I had just clicked on an article in “The Atlantic” about new relationship research. At that moment, a message arrived on one of my social media sites. Easily distracted, I had to see my message before I read the article about relationships.
A former staff member contacted me after reading some of my posts on LinkedIn. I haven’t seen her for over fifteen years. I was pleased to learn she married the love of her life, was the proud mom of two boys and received promotions and commendations in her work. She also complimented me on my leadership and writing skills. And then she wrote:
“I remember you as always being so kind and gracious.”
I don’t think of myself as particularly kind or gracious. There were many moments in my leadership when I was considerably less kind or gracious than I should have been. Over time, I learned how to manage my mouth.

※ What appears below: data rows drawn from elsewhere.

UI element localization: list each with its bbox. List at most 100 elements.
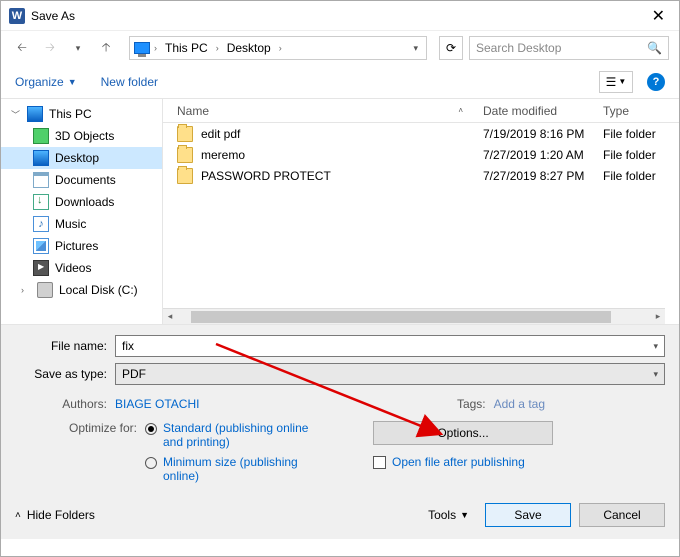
options-button[interactable]: Options... <box>373 421 553 445</box>
up-button[interactable]: 🡡 <box>95 37 117 59</box>
sidebar-item-local-disk[interactable]: › Local Disk (C:) <box>1 279 162 301</box>
sidebar-item-label: Downloads <box>55 195 114 209</box>
hide-folders-button[interactable]: ˄ Hide Folders <box>15 508 95 522</box>
search-input[interactable]: Search Desktop 🔍 <box>469 36 669 60</box>
chevron-down-icon: ▼ <box>68 77 77 87</box>
recent-dropdown-icon[interactable]: ▾ <box>67 37 89 59</box>
column-type[interactable]: Type <box>603 104 679 118</box>
main-area: ﹀ This PC 3D Objects Desktop Documents D… <box>1 99 679 324</box>
radio-standard[interactable]: Standard (publishing online and printing… <box>145 421 313 449</box>
file-date: 7/27/2019 8:27 PM <box>483 169 603 183</box>
forward-button[interactable]: 🡢 <box>39 37 61 59</box>
sidebar-item-label: This PC <box>49 107 92 121</box>
file-name: PASSWORD PROTECT <box>201 169 331 183</box>
chevron-down-icon[interactable]: ▾ <box>653 369 658 380</box>
new-folder-button[interactable]: New folder <box>101 75 158 89</box>
file-type: File folder <box>603 169 679 183</box>
file-list-pane: Name˄ Date modified Type edit pdf 7/19/2… <box>163 99 679 324</box>
cancel-button[interactable]: Cancel <box>579 503 665 527</box>
address-dropdown-icon[interactable]: ▾ <box>409 43 422 54</box>
this-pc-icon <box>27 106 43 122</box>
sidebar-item-videos[interactable]: Videos <box>1 257 162 279</box>
desktop-icon <box>33 150 49 166</box>
tools-dropdown[interactable]: Tools▼ <box>420 504 477 526</box>
sidebar-item-label: 3D Objects <box>55 129 114 143</box>
open-after-checkbox[interactable]: Open file after publishing <box>373 455 553 469</box>
title-bar: W Save As ✕ <box>1 1 679 31</box>
sidebar-item-label: Documents <box>55 173 116 187</box>
file-row[interactable]: edit pdf 7/19/2019 8:16 PM File folder <box>163 123 679 144</box>
search-placeholder: Search Desktop <box>476 41 647 55</box>
documents-icon <box>33 172 49 188</box>
filename-input[interactable]: fix ▾ <box>115 335 665 357</box>
navigation-pane: ﹀ This PC 3D Objects Desktop Documents D… <box>1 99 163 324</box>
downloads-icon <box>33 194 49 210</box>
horizontal-scrollbar[interactable]: ◂ ▸ <box>163 308 665 324</box>
sidebar-item-pictures[interactable]: Pictures <box>1 235 162 257</box>
radio-icon <box>145 423 157 435</box>
videos-icon <box>33 260 49 276</box>
folder-icon <box>177 168 193 184</box>
sidebar-item-this-pc[interactable]: ﹀ This PC <box>1 103 162 125</box>
column-headers: Name˄ Date modified Type <box>163 99 679 123</box>
save-as-type-dropdown[interactable]: PDF ▾ <box>115 363 665 385</box>
chevron-right-icon: › <box>214 43 221 53</box>
file-type: File folder <box>603 127 679 141</box>
pictures-icon <box>33 238 49 254</box>
breadcrumb-this-pc[interactable]: This PC <box>161 39 212 57</box>
scroll-left-icon[interactable]: ◂ <box>163 311 177 322</box>
organize-button[interactable]: Organize▼ <box>15 75 77 89</box>
back-button[interactable]: 🡠 <box>11 37 33 59</box>
nav-row: 🡠 🡢 ▾ 🡡 › This PC › Desktop › ▾ ⟳ Search… <box>1 31 679 65</box>
sidebar-item-label: Pictures <box>55 239 98 253</box>
music-icon <box>33 216 49 232</box>
file-date: 7/27/2019 1:20 AM <box>483 148 603 162</box>
file-row[interactable]: meremo 7/27/2019 1:20 AM File folder <box>163 144 679 165</box>
3d-objects-icon <box>33 128 49 144</box>
help-button[interactable]: ? <box>647 73 665 91</box>
sidebar-item-3d-objects[interactable]: 3D Objects <box>1 125 162 147</box>
chevron-up-icon: ˄ <box>15 510 21 521</box>
chevron-right-icon: › <box>152 43 159 53</box>
file-name: meremo <box>201 148 245 162</box>
save-as-type-label: Save as type: <box>15 367 115 381</box>
word-app-icon: W <box>9 8 25 24</box>
checkbox-label: Open file after publishing <box>392 455 525 469</box>
sidebar-item-label: Desktop <box>55 151 99 165</box>
scroll-right-icon[interactable]: ▸ <box>651 311 665 322</box>
file-name: edit pdf <box>201 127 240 141</box>
chevron-right-icon: › <box>277 43 284 53</box>
chevron-down-icon[interactable]: ▾ <box>653 341 658 352</box>
save-button[interactable]: Save <box>485 503 571 527</box>
sidebar-item-music[interactable]: Music <box>1 213 162 235</box>
column-name[interactable]: Name˄ <box>163 104 483 118</box>
address-bar[interactable]: › This PC › Desktop › ▾ <box>129 36 427 60</box>
view-options-button[interactable]: ☰▼ <box>599 71 633 93</box>
sidebar-item-desktop[interactable]: Desktop <box>1 147 162 169</box>
chevron-down-icon: ▼ <box>460 510 469 520</box>
search-icon: 🔍 <box>647 41 662 55</box>
file-row[interactable]: PASSWORD PROTECT 7/27/2019 8:27 PM File … <box>163 165 679 186</box>
sidebar-item-documents[interactable]: Documents <box>1 169 162 191</box>
filename-label: File name: <box>15 339 115 353</box>
optimize-radio-group: Standard (publishing online and printing… <box>145 421 313 483</box>
close-button[interactable]: ✕ <box>646 6 671 26</box>
sidebar-item-downloads[interactable]: Downloads <box>1 191 162 213</box>
optimize-label: Optimize for: <box>15 421 145 483</box>
sidebar-item-label: Videos <box>55 261 91 275</box>
refresh-button[interactable]: ⟳ <box>439 36 463 60</box>
folder-icon <box>177 126 193 142</box>
tags-value[interactable]: Add a tag <box>494 397 545 411</box>
view-icon: ☰ <box>606 75 617 89</box>
window-title: Save As <box>31 9 646 23</box>
radio-minimum[interactable]: Minimum size (publishing online) <box>145 455 313 483</box>
scroll-thumb[interactable] <box>191 311 611 323</box>
radio-icon <box>145 457 157 469</box>
expand-icon[interactable]: ﹀ <box>11 108 21 121</box>
column-date[interactable]: Date modified <box>483 104 603 118</box>
authors-value[interactable]: BIAGE OTACHI <box>115 397 199 411</box>
breadcrumb-desktop[interactable]: Desktop <box>223 39 275 57</box>
radio-label: Minimum size (publishing online) <box>163 455 313 483</box>
disk-icon <box>37 282 53 298</box>
expand-icon[interactable]: › <box>21 285 31 295</box>
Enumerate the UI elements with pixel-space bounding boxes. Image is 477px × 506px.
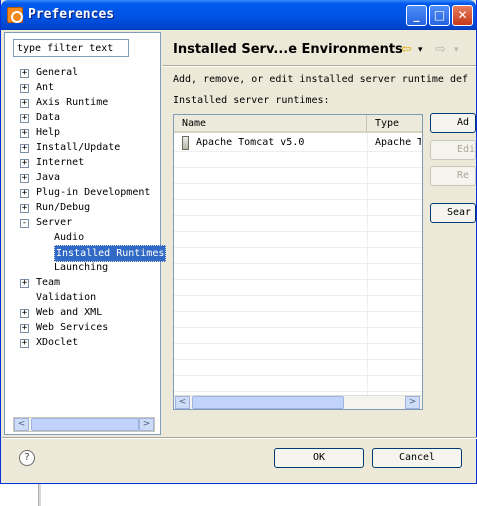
scroll-left-button[interactable]: < [14, 418, 29, 431]
tree-horizontal-scrollbar[interactable]: < > [13, 417, 155, 432]
edit-button[interactable]: Edi [430, 140, 476, 160]
tree-item-label: Plug-in Development [36, 187, 151, 198]
expand-icon[interactable]: + [20, 84, 29, 93]
tree-item-label: Server [36, 217, 73, 228]
tree-item-label: Help [36, 127, 61, 138]
title-bar[interactable]: Preferences _ □ ✕ [1, 0, 476, 30]
tree-item-audio[interactable]: Audio [5, 230, 160, 245]
tree-item-general[interactable]: + General [5, 65, 160, 80]
search-button[interactable]: Sear [430, 203, 476, 223]
back-dropdown-icon[interactable]: ▾ [418, 45, 423, 55]
expand-icon[interactable]: + [20, 174, 29, 183]
tree-item-label: Run/Debug [36, 202, 91, 213]
expand-icon[interactable]: + [20, 159, 29, 168]
column-header-name[interactable]: Name [174, 115, 367, 133]
server-icon [182, 136, 189, 150]
tree-item-label: General [36, 67, 79, 78]
header-separator [163, 65, 476, 67]
forward-dropdown-icon[interactable]: ▾ [454, 45, 459, 55]
table-scroll-right-button[interactable]: > [405, 396, 420, 409]
tree-item-java[interactable]: + Java [5, 170, 160, 185]
expand-icon[interactable]: + [20, 144, 29, 153]
preference-tree-pane: + General + Ant + Axis Runtime + Data + Help + Inst… [4, 32, 167, 435]
tree-item-web-services[interactable]: + Web Services [5, 320, 160, 335]
maximize-button[interactable]: □ [429, 5, 450, 26]
expand-icon[interactable]: + [20, 69, 29, 78]
column-header-type[interactable]: Type [367, 115, 422, 133]
tree-item-label: Internet [36, 157, 85, 168]
tree-item-label: Web and XML [36, 307, 103, 318]
help-icon[interactable]: ? [19, 450, 35, 466]
ok-button[interactable]: OK [274, 448, 364, 468]
tree-item-internet[interactable]: + Internet [5, 155, 160, 170]
tree-item-label: Validation [36, 292, 97, 303]
tree-item-xdoclet[interactable]: + XDoclet [5, 335, 160, 350]
tree-item-run-debug[interactable]: + Run/Debug [5, 200, 160, 215]
server-runtimes-table: Name Type Apache Tomcat v5.0 Apache T < … [173, 114, 423, 410]
filter-input[interactable] [13, 39, 129, 57]
table-horizontal-scrollbar[interactable]: < > [174, 395, 422, 409]
tree-item-label: Install/Update [36, 142, 121, 153]
eclipse-app-icon [7, 7, 23, 23]
expand-icon[interactable]: + [20, 114, 29, 123]
close-button[interactable]: ✕ [452, 5, 473, 26]
tree-item-label: Launching [54, 262, 109, 273]
tree-item-label: XDoclet [36, 337, 79, 348]
tree-item-validation[interactable]: Validation [5, 290, 160, 305]
expand-icon[interactable]: + [20, 99, 29, 108]
tree-item-help[interactable]: + Help [5, 125, 160, 140]
expand-icon[interactable]: + [20, 189, 29, 198]
expand-icon[interactable]: + [20, 279, 29, 288]
tree-item-axis-runtime[interactable]: + Axis Runtime [5, 95, 160, 110]
tree-item-label: Audio [54, 232, 85, 243]
tree-item-team[interactable]: + Team [5, 275, 160, 290]
scroll-thumb[interactable] [31, 418, 139, 431]
back-arrow-icon[interactable]: ⇦ [401, 42, 412, 57]
page-description: Add, remove, or edit installed server ru… [173, 74, 469, 85]
runtimes-list-label: Installed server runtimes: [173, 95, 330, 106]
tree-item-web-and-xml[interactable]: + Web and XML [5, 305, 160, 320]
footer-separator [2, 437, 477, 439]
cancel-button[interactable]: Cancel [372, 448, 462, 468]
expand-icon[interactable]: + [20, 339, 29, 348]
tree-item-data[interactable]: + Data [5, 110, 160, 125]
tree-item-plug-in-development[interactable]: + Plug-in Development [5, 185, 160, 200]
window-title: Preferences [28, 7, 115, 22]
minimize-button[interactable]: _ [406, 5, 427, 26]
tree-item-server[interactable]: - Server [5, 215, 160, 230]
table-scroll-thumb[interactable] [192, 396, 344, 409]
tree-item-install-update[interactable]: + Install/Update [5, 140, 160, 155]
expand-icon[interactable]: + [20, 324, 29, 333]
expand-icon[interactable]: + [20, 309, 29, 318]
forward-arrow-icon[interactable]: ⇨ [435, 42, 446, 57]
runtime-name-cell[interactable]: Apache Tomcat v5.0 [196, 135, 364, 151]
page-title: Installed Serv...e Environments [173, 42, 403, 57]
expand-icon[interactable]: + [20, 204, 29, 213]
table-scroll-left-button[interactable]: < [175, 396, 190, 409]
remove-button[interactable]: Re [430, 166, 476, 186]
tree-item-label: Ant [36, 82, 55, 93]
tree-item-installed-runtimes[interactable]: Installed Runtimes [5, 245, 167, 262]
scroll-right-button[interactable]: > [139, 418, 154, 431]
expand-icon[interactable]: + [20, 129, 29, 138]
tree-item-label: Axis Runtime [36, 97, 109, 108]
tree-item-ant[interactable]: + Ant [5, 80, 160, 95]
preference-page: Installed Serv...e Environments ⇦ ▾ ⇨ ▾ … [163, 32, 476, 435]
preferences-window: Preferences _ □ ✕ + General + Ant + Axis Runt… [0, 0, 477, 484]
tree-item-label: Data [36, 112, 61, 123]
tree-item-label: Web Services [36, 322, 109, 333]
tree-item-label: Team [36, 277, 61, 288]
background-decoration [38, 484, 41, 506]
add-button[interactable]: Ad [430, 113, 476, 133]
runtime-type-cell[interactable]: Apache T [375, 135, 421, 151]
tree-item-label: Java [36, 172, 61, 183]
tree-item-launching[interactable]: Launching [5, 260, 160, 275]
collapse-icon[interactable]: - [20, 219, 29, 228]
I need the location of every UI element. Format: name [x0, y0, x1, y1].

Now, in my current role as an executive coach, I frequently help others manage theirs.
Still glowing (and bemused) from the kind words of my former associate, I read the article about Love Masters.
To be honest, the title, “Masters of Love” is not one I normally respond to, but the byline spoke to me. “Science says lasting relationships come down to (you guessed it) kindness and generosity.” I am a passionate proponent of leadership guru Peter Drucker’s description of management as “Relationships, Relationships, Relationships,” so it piqued my interest.
About marriage, the research described why some marriages thrived while others failed or suffered, steeped in dysfunction. The key, according to the researchers, was when one of the partners made a bid for attention the other partner gave it to them. Instead of turning away from partners that want attention by ignoring or downplaying the request, partners in real marriages turned toward the other. The happiest couples were quick to invest time and energy into making their partner feel valued and important. These couples were the Masters of Love.
It occurred to me reading the article leaders must also make their team feel valued and important. Many times your team is looking to you for a bid for attention. They want you to turn toward them and make them feel valued and significant. When you neglect to do this, your actions have the opposite effect.
Kind and gracious are not words I associated with my leadership, although I know they are essential qualities for leaders. The fact that my former team member described me as both baffled me at first because I felt I lacked these qualities from time to time. When I considered the context the Masters of Love gave, I could see how it was kind and gracious when you turned toward your employees. It struck me she couldn’t pay me a higher compliment.
One of the tenets of Intentional Leadership is the importance of respecting your team members. Giving respect to your members is one of the ways you turn toward them, helping them get what they need pertaining to attention. When giving respect is your action consistently, you will have a relationship with your team facilitating success and collaboration.
You might even hear you are kind and gracious one day.